I have to start this post with a disclaimer: I absolutely adore my job. In fact, Amélie is snuggled up against me right now and it’s quite nice. We’re sitting on the couch, and she’s drawing and “writing” in her new little Moleskine notebook. Kai is still at school, and we’re taking advantage of the rainy weather to be lazy around the house.
Lately, however, I’ve been starting to relate to the laments of some parents who feel a sort of mental regression because they spend so much time with their children. This is not because I spend so much time with my charges that I don’t have time to socialize with people of my own age; I do have time. It’s not because the parents of my charges exploit my lack of a social life and make me work all the time; they don’t. In fact, I could hardly ask for more respectful and understanding employers. It’s not because I have so much homework that I must chain myself to my textbooks and laptop every night after work; that’s not the case either.

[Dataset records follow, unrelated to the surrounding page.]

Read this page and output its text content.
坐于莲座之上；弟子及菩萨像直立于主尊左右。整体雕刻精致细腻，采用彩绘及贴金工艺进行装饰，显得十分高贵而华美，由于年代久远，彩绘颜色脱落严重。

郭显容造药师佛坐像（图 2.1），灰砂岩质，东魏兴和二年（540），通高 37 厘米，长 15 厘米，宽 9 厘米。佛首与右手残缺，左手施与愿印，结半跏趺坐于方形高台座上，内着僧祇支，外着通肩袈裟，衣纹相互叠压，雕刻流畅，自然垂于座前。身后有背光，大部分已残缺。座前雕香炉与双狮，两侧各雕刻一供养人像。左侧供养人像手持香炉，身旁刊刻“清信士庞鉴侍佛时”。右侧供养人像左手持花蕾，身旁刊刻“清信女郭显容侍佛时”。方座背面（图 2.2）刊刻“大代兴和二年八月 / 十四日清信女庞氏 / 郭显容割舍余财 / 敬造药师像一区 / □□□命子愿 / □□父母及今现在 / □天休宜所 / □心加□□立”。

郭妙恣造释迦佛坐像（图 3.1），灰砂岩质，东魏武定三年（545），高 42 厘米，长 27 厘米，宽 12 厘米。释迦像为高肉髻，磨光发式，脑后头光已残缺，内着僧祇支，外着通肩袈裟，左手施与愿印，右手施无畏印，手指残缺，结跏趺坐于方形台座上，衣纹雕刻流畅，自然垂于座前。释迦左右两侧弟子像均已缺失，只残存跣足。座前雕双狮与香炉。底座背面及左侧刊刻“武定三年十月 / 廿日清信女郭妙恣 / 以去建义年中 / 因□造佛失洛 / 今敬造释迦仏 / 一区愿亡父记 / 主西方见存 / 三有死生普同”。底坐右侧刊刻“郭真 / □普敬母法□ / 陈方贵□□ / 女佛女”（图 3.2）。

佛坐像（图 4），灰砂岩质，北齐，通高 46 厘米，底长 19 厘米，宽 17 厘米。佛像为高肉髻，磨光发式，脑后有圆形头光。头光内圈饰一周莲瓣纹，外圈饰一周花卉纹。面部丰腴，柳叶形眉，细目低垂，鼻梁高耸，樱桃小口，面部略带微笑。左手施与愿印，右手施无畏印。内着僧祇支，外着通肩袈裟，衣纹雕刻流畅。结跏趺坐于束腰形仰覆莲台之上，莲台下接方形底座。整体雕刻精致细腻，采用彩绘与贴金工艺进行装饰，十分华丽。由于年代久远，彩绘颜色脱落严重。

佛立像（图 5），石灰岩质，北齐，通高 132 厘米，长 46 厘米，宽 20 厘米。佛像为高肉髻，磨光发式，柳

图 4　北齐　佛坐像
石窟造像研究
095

The problem is that, living in my small hometown, it really wouldn’t matter if I had unlimited free time because I have surprisingly few occasions to actually go anywhere.

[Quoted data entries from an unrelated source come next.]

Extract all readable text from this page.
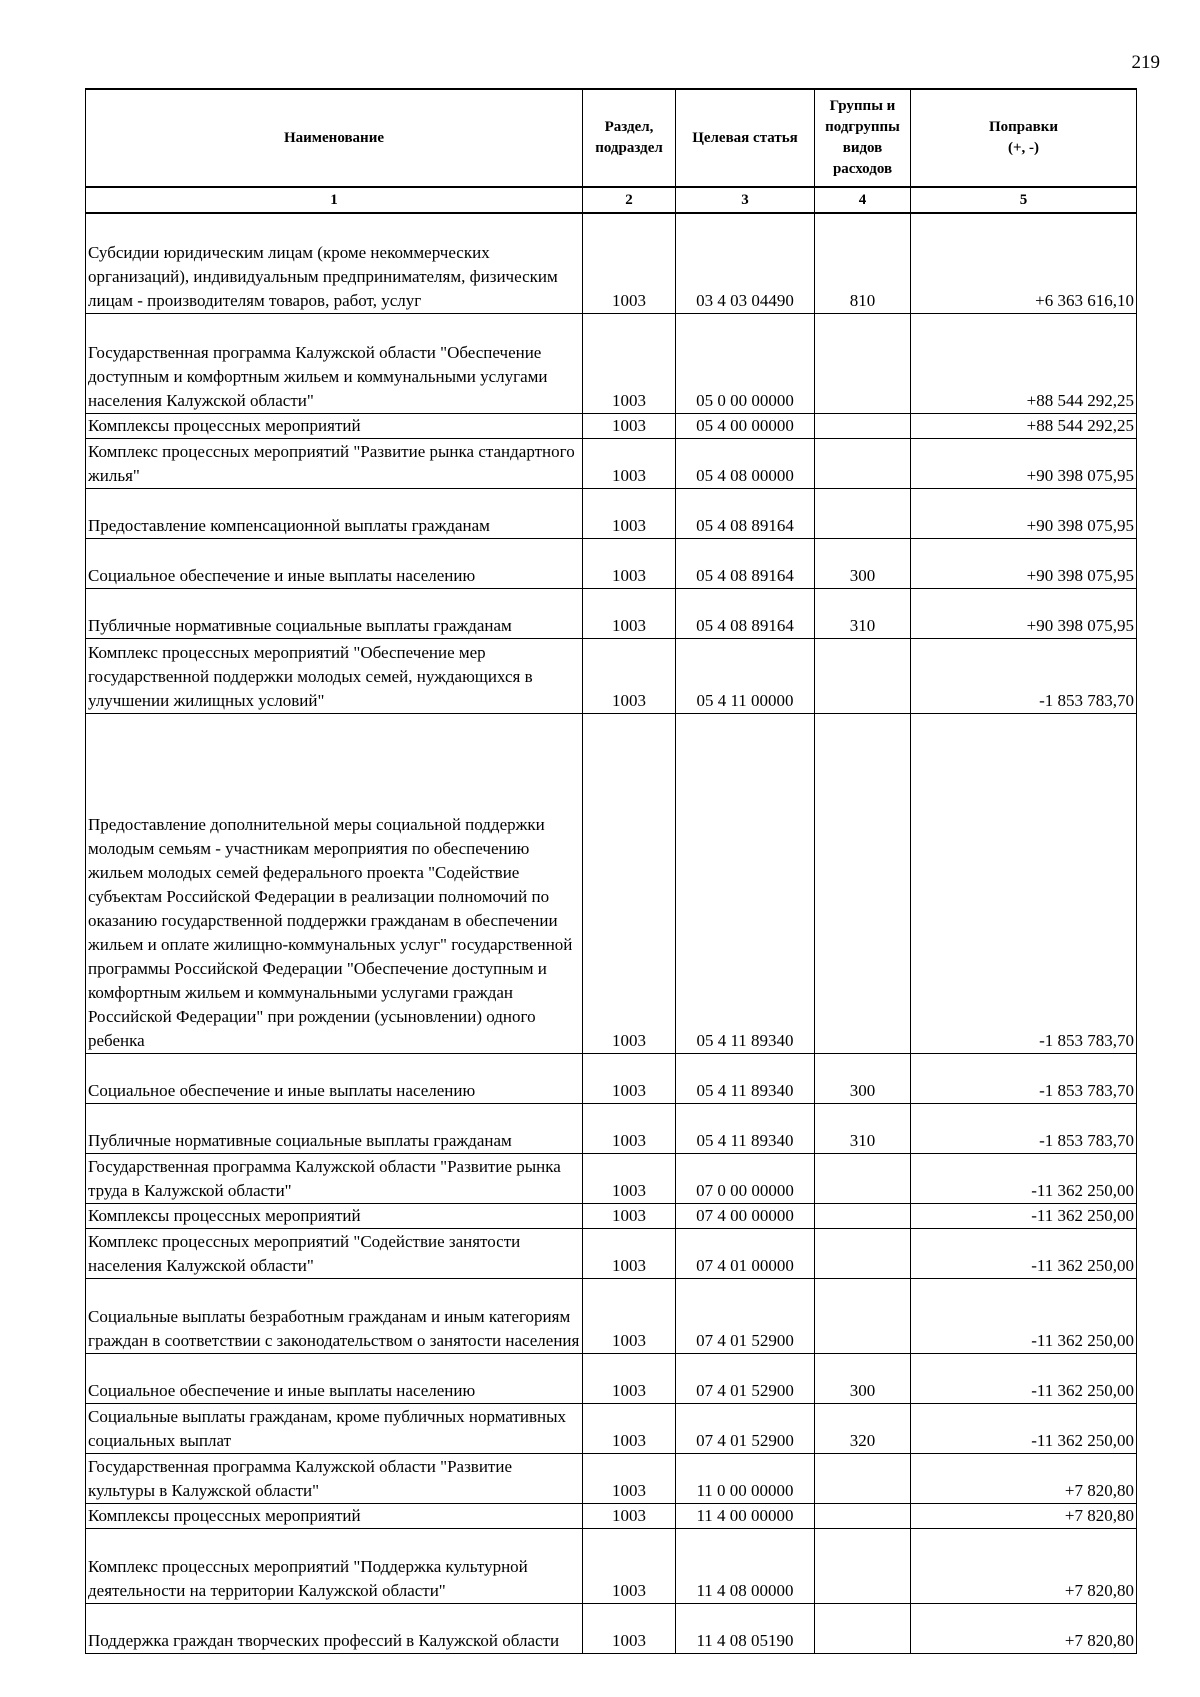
219
Наименование	Раздел, подраздел	Целевая статья	Группы и подгруппы видов расходов	Поправки
(+, -)
1	2	3	4	5
Субсидии юридическим лицам (кроме некоммерческих организаций), индивидуальным предпринимателям, физическим лицам - производителям товаров, работ, услуг	1003	03 4 03 04490	810	+6 363 616,10
Государственная программа Калужской области "Обеспечение доступным и комфортным жильем и коммунальными услугами населения Калужской области"	1003	05 0 00 00000		+88 544 292,25
Комплексы процессных мероприятий	1003	05 4 00 00000		+88 544 292,25
Комплекс процессных мероприятий "Развитие рынка стандартного жилья"	1003	05 4 08 00000		+90 398 075,95
Предоставление компенсационной выплаты гражданам	1003	05 4 08 89164		+90 398 075,95
Социальное обеспечение и иные выплаты населению	1003	05 4 08 89164	300	+90 398 075,95
Публичные нормативные социальные выплаты гражданам	1003	05 4 08 89164	310	+90 398 075,95
Комплекс процессных мероприятий "Обеспечение мер государственной поддержки молодых семей, нуждающихся в улучшении жилищных условий"	1003	05 4 11 00000		-1 853 783,70
Предоставление дополнительной меры социальной поддержки молодым семьям - участникам мероприятия по обеспечению жильем молодых семей федерального проекта "Содействие субъектам Российской Федерации в реализации полномочий по оказанию государственной поддержки гражданам в обеспечении жильем и оплате жилищно-коммунальных услуг" государственной программы Российской Федерации "Обеспечение доступным и комфортным жильем и коммунальными услугами граждан Российской Федерации" при рождении (усыновлении) одного ребенка	1003	05 4 11 89340		-1 853 783,70
Социальное обеспечение и иные выплаты населению	1003	05 4 11 89340	300	-1 853 783,70
Публичные нормативные социальные выплаты гражданам	1003	05 4 11 89340	310	-1 853 783,70
Государственная программа Калужской области "Развитие рынка труда в Калужской области"	1003	07 0 00 00000		-11 362 250,00
Комплексы процессных мероприятий	1003	07 4 00 00000		-11 362 250,00
Комплекс процессных мероприятий "Содействие занятости населения Калужской области"	1003	07 4 01 00000		-11 362 250,00
Социальные выплаты безработным гражданам и иным категориям граждан в соответствии с законодательством о занятости населения	1003	07 4 01 52900		-11 362 250,00
Социальное обеспечение и иные выплаты населению	1003	07 4 01 52900	300	-11 362 250,00
Социальные выплаты гражданам, кроме публичных нормативных социальных выплат	1003	07 4 01 52900	320	-11 362 250,00
Государственная программа Калужской области "Развитие культуры в Калужской области"	1003	11 0 00 00000		+7 820,80
Комплексы процессных мероприятий	1003	11 4 00 00000		+7 820,80
Комплекс процессных мероприятий "Поддержка культурной деятельности на территории Калужской области"	1003	11 4 08 00000		+7 820,80
Поддержка граждан творческих профессий в Калужской области	1003	11 4 08 05190		+7 820,80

Sure, I make an effort to spend as much time in a downtown coffee shop as I can, bringing along some homework or the kids, and I indulge in watching a movie or television a couple of times each week. Most of my amusement seems to come from cooking dinner for my family. They are a more than willing audience and of course I love them dearly, but dinner parties with Mama, Papa and Hannah are, well, getting a bit old.
The blurry line I draw between work and pleasure makes me feel like I never really get to experience either. I have trouble focusing on homework because I’m so in need of a bit of fun, and I can’t really unwind because they only places I have in which to do it are in the same locales where I’m likely to be found doing homework or hanging out with the kids.

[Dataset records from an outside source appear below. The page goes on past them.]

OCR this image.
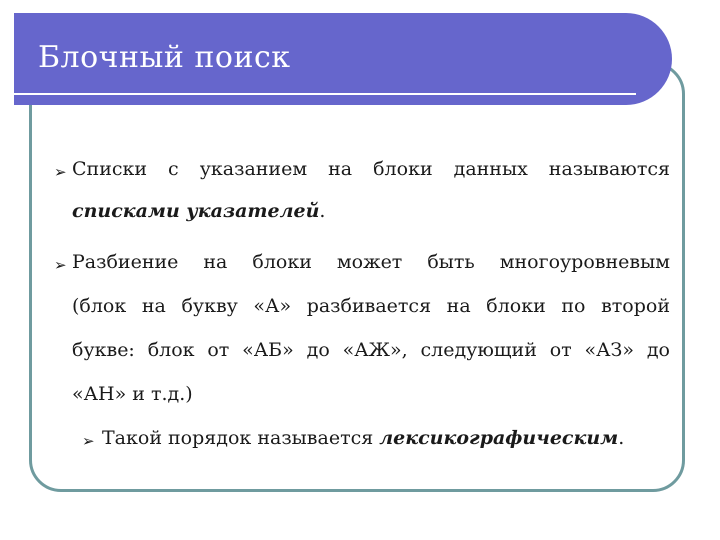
Блочный поиск
➢ Списки с указанием на блоки данных называются
списками указателей.
➢ Разбиение на блоки может быть многоуровневым
(блок на букву «А» разбивается на блоки по второй
букве: блок от «АБ» до «АЖ», следующий от «АЗ» до
«АН» и т.д.)
➢ Такой порядок называется лексикографическим.
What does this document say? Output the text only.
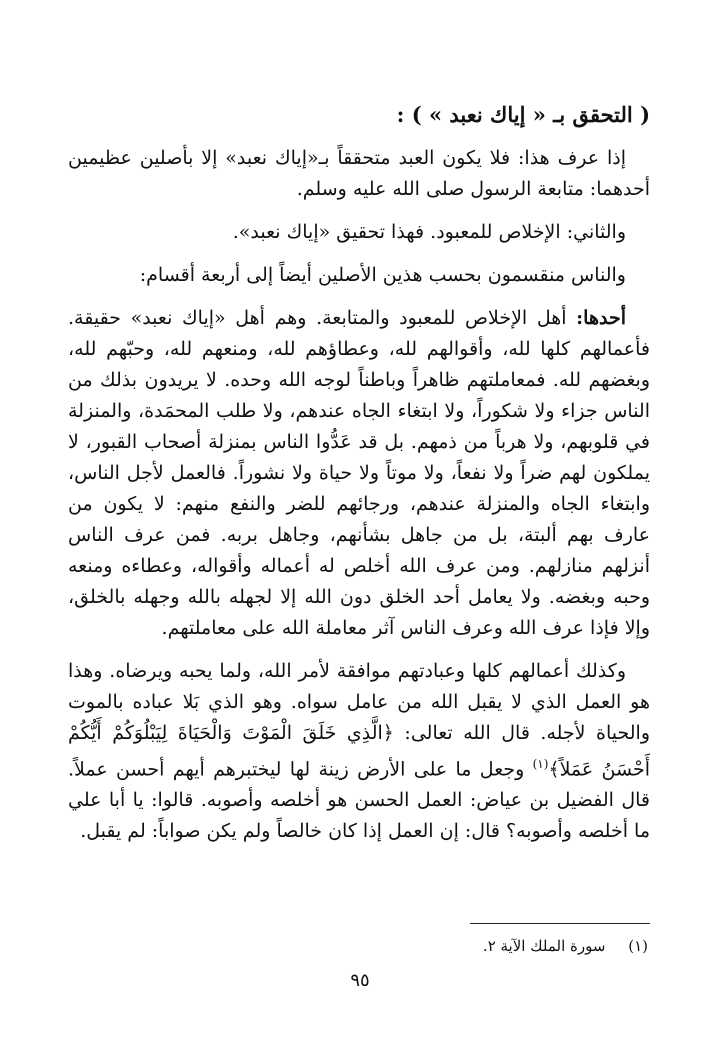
( التحقق بـ « إياك نعبد » ) :

إذا عرف هذا: فلا يكون العبد متحققاً بـ«إياك نعبد» إلا بأصلين عظيمين أحدهما: متابعة الرسول صلى الله عليه وسلم.

والثاني: الإخلاص للمعبود. فهذا تحقيق «إياك نعبد».

والناس منقسمون بحسب هذين الأصلين أيضاً إلى أربعة أقسام:

أحدها: أهل الإخلاص للمعبود والمتابعة. وهم أهل «إياك نعبد» حقيقة. فأعمالهم كلها لله، وأقوالهم لله، وعطاؤهم لله، ومنعهم لله، وحبّهم لله، وبغضهم لله. فمعاملتهم ظاهراً وباطناً لوجه الله وحده. لا يريدون بذلك من الناس جزاء ولا شكوراً، ولا ابتغاء الجاه عندهم، ولا طلب المحمَدة، والمنزلة في قلوبهم، ولا هرباً من ذمهم. بل قد عَدُّوا الناس بمنزلة أصحاب القبور، لا يملكون لهم ضراً ولا نفعاً، ولا موتاً ولا حياة ولا نشوراً. فالعمل لأجل الناس، وابتغاء الجاه والمنزلة عندهم، ورجائهم للضر والنفع منهم: لا يكون من عارف بهم ألبتة، بل من جاهل بشأنهم، وجاهل بربه. فمن عرف الناس أنزلهم منازلهم. ومن عرف الله أخلص له أعماله وأقواله، وعطاءه ومنعه وحبه وبغضه. ولا يعامل أحد الخلق دون الله إلا لجهله بالله وجهله بالخلق، وإلا فإذا عرف الله وعرف الناس آثر معاملة الله على معاملتهم.

وكذلك أعمالهم كلها وعبادتهم موافقة لأمر الله، ولما يحبه ويرضاه. وهذا هو العمل الذي لا يقبل الله من عامل سواه. وهو الذي بَلا عباده بالموت والحياة لأجله. قال الله تعالى: ﴿الَّذِي خَلَقَ الْمَوْتَ وَالْحَيَاةَ لِيَبْلُوَكُمْ أَيُّكُمْ أَحْسَنُ عَمَلاً﴾$^{(١)}$ وجعل ما على الأرض زينة لها ليختبرهم أيهم أحسن عملاً. قال الفضيل بن عياض: العمل الحسن هو أخلصه وأصوبه. قالوا: يا أبا علي ما أخلصه وأصوبه؟ قال: إن العمل إذا كان خالصاً ولم يكن صواباً: لم يقبل.

(١) سورة الملك الآية ٢.
٩٥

Even though I often wear skirts and dresses and maybe even a bit of lipstick to work, it’s more of an attempt to make myself feel like I have a legitimate, grown-up job than out of necessity. It’s not like Kai and Amélie notice any difference between when I show up in a silk skirt and cowboy boots and when I wear torn jeans and a tee shirt.
I’m desperate for an occasion that requires wearing a pair of heels and a bit of makeup. I keep telling myself that giving myself a bit of grown-up time might make it easier for me to concentrate on school work when I need to, and it would probably make me a more pleasant person to be around, whether the people I’m spending time with are Kai and Amélie or my family. The only problem is, I don’t have any excuse to go out, or anywhere to go if I did.
But, you know, I’m just complaining. So don’t mind little ol’ me.